The Thamesmead General Manager wrote to Messrs Convoys (London) Ltd suggesting that Thamesmead could find a suitable location for the clock if they were willing to release it.  In reply, Mr Coates donated the clock and cupola to Thamesmead and it was eventually transported - by river, as it was too large to pass beneath several railway bridges by road - to the Royal Arsenal for safe keeping.
The clock and its tower go down river

The Finance and General   Purposes and Housing Committees of the GLC agreed expenditure for the restoration of the clock and cupola , and later for the construction of a supporting tower in the Classical style which had been designed by a firm of private architects in association with the Council's  Historic buildings Division. A stone tablet was incorporated into the brickwork of the tower, bearing the following inscription.

 "The clock and cupola come from the former Great Storehouse of the Deptford Royal Dockyard, and was donated to the Greater London Council by the kindness of A. R. Coates at Messrs’ Convoy’s (London Wharves) Limited.

The tower was designed by Leslie Jones and Partners architects in conjunction with the GLC's Director of Architecture, Historic Buildings Division"

Ultimately in December 1987, the completed structure and restored clock was handed over to Thamesmead Town and the specialist clock makers (John Smith and Sons of Derby) who had restored the clock during the original contract were retained on an annual maintenance contract. Nevertheless, after some short while, it became apparent that the machinery or movement was an unreliable time keeper.

The Clock movement is - with the exception of the chiming quarters wheel original and dates from 1782.  Inevitably the large brass gear wheels had worn.

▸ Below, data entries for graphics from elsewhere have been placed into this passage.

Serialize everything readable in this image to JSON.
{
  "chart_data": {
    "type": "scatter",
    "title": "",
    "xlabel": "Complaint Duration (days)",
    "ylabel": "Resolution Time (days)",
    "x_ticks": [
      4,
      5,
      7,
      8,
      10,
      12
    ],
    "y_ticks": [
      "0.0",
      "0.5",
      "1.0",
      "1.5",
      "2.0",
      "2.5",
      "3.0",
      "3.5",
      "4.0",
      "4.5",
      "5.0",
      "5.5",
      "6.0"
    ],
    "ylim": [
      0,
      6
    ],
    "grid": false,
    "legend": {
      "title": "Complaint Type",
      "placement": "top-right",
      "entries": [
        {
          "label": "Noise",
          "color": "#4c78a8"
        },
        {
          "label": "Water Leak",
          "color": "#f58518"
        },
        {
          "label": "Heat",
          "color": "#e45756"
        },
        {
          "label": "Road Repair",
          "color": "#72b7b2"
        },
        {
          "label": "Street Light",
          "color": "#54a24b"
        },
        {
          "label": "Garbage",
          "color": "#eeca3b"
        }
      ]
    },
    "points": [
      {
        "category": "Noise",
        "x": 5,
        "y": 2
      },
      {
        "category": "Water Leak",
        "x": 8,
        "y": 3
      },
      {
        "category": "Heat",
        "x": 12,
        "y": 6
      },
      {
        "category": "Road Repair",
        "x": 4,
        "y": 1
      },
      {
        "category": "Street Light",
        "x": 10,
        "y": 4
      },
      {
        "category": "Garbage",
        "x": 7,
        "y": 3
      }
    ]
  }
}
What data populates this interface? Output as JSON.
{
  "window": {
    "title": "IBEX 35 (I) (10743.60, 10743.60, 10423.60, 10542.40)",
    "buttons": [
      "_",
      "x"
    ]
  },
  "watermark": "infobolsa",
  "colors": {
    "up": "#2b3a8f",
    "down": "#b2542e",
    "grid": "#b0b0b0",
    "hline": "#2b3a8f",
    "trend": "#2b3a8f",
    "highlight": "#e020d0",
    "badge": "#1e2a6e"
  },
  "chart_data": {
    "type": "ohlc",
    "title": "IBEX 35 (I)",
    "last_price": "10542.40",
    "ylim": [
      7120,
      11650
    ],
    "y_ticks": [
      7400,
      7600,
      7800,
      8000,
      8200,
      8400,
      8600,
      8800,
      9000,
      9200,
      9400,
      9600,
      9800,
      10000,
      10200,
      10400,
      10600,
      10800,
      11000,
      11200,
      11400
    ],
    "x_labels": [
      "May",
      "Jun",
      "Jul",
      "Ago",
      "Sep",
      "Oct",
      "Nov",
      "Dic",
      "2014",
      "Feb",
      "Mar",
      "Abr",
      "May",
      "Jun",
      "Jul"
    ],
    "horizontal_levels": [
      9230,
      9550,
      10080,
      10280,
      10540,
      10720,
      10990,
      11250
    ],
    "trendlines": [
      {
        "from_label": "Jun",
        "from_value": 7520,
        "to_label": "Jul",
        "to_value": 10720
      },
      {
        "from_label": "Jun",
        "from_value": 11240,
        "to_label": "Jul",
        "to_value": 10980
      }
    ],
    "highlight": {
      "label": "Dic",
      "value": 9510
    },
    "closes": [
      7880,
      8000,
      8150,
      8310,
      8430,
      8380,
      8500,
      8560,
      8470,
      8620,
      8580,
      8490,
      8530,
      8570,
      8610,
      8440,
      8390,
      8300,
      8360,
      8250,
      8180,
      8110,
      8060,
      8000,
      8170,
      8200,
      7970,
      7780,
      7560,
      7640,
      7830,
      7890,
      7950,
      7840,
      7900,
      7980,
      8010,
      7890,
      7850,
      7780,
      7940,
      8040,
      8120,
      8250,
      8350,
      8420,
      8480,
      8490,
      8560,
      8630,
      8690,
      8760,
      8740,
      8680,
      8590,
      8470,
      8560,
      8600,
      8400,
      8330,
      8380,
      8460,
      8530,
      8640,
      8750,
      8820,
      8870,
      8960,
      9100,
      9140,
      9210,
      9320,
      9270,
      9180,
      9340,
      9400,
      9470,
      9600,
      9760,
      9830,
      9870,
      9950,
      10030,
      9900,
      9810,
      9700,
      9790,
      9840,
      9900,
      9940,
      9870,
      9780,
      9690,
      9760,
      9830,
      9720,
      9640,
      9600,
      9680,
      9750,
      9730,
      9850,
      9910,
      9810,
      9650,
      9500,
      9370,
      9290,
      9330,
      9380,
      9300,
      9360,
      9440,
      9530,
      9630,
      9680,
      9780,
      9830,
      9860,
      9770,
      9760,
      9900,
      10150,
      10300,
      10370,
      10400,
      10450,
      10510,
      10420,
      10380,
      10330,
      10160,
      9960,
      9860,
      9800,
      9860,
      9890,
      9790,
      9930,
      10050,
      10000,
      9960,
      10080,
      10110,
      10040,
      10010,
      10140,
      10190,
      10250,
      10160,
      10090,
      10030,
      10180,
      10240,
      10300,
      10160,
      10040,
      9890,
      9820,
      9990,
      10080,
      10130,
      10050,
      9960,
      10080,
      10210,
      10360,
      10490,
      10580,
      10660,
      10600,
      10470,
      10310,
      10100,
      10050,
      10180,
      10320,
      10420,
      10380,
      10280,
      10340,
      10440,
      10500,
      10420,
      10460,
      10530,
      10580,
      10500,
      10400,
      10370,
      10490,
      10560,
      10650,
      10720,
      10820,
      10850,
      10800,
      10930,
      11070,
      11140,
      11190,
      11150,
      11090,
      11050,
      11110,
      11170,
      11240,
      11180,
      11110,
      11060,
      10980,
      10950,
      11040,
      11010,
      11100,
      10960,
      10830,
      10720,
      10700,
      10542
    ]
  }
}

And whilst this was of little importance in its original position where daily corrections could be made easily, access to the clock on its free-standing tower is a very different matter.

It was decided in consequence, to connect the movement from the four faces, and insert an electrically operated self-correcting motor to drive the hands, which was done in September 1991. The original movement was left in place, and in the event of Thamesmead’s eventually creating a museum there will be the possibility of removing it and mounting it on permanent static display.